We'd talk music and guitars mostly, but we shared many other interests. In one of our first sessions, we both opened Google Earth and gave each other virtual tours of our neighborhoods, past and present. I learned all about his youth, where and how he spent it, and he learned of mine. We discussed world affairs, relationships, art, health, our kids, the economy, aviation, politics and, inevitably, we'd wind up grabbing our guitars and playing to each other across the ether.

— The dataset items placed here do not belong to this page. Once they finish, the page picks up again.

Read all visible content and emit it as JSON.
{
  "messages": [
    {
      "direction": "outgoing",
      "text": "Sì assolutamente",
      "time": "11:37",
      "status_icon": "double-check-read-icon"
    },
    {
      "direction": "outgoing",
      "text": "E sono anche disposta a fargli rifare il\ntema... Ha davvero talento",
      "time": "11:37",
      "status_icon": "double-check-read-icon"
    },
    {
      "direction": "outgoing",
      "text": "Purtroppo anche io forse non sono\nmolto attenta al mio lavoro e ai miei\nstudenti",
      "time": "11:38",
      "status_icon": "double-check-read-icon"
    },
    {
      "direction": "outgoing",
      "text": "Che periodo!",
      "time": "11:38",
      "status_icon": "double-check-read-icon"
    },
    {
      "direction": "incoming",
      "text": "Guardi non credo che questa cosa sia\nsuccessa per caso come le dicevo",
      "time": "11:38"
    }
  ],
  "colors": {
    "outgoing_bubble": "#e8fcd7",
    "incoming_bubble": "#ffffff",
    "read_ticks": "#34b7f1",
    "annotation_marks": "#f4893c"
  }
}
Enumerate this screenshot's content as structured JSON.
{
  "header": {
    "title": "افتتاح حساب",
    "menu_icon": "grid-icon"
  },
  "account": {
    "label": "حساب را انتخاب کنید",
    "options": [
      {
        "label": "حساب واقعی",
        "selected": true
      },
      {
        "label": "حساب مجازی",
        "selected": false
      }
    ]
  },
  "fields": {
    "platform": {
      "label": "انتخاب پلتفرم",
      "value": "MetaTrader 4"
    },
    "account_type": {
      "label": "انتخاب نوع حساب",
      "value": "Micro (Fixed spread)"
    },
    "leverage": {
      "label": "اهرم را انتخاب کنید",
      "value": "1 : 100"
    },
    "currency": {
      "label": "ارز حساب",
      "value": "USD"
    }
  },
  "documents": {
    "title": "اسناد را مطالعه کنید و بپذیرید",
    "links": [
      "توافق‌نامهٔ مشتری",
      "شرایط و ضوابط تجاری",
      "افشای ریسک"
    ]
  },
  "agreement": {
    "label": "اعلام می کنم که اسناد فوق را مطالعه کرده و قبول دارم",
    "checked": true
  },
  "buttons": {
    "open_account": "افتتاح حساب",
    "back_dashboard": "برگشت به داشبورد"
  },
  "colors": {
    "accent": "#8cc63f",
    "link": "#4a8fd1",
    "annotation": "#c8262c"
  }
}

One day several years ago, I Skyped him for advice. I sell my brass guitar slides online and I had been thinking about branding them with my name and website. I imagined I would get a steel die made that I could somehow whack with a heavy hammer to stamp the writing into the top of the slide. I made some local inquires and came up with nothing. Then I remembered that Eddie was in that business. He owned his own machine shop. He quickly set me straight, pointing out that unless I came down perfectly perpendicular with my heavy hammer, I would get a botched impression and would have to throw the slide away. "Leave it with me", he told me. A couple of months later, a courier appeared at my door with two very heavy parcels. One was the ingenious steel-box-with-20-ton-jack affair, the other was the hydraulic pump, a long tube with a handle. We Skyped and he explained how to hook it all together. You can see it in the video below, shot not more than 6 weeks ago. Pure genius.
Another story he told me that I will never forget: He was in a music store in Chicago and heard a young man playing one of the pianos on display. He described how beautiful and soulful his playing was. Eddie asked him if he owned such an instrument. "Oh no, I could never afford anything like this", he told Eddie. So Eddie -- being Eddie -- went to the counter, bought the piano and told the young musician it was his to take home. "It just made me feel good, Kirk."
Music was everything to Eddie. He loved acoustic American folk music and he played it beautifully and sang it with what I can only describe as a golden voice, the kind of voice that stops time, raspy, untrained, but full of soul and feeling. Golden. It was my pleasure and honor to add some of my playing to his tracks.
His support for this forum and its members is legendary. He has helped financially, making regular donations to help defray the costs of hosting and bandwidth, he has helped members here by buying them instruments and equipment they couldn't otherwise afford, and he has helped with his advice: over 10,000 posts, more than double the number I, the site founder, have made!
Yes, Eddie, you truly are one of a kind. You left us way too soon. I was counting on shaking your hand and sitting down with you, in the flesh, on playing our guitars together in the same space. Not to be. But I'm lucky: I sell my brass slides every day, and I get to think of you every time I use that incredible press you invented and sent to me, to be reminded of someone I'm proud to call a friend.
Wherever it is you have gone, I will see you there.
Your friend in Australia,
All my condolences to the Zielinskis.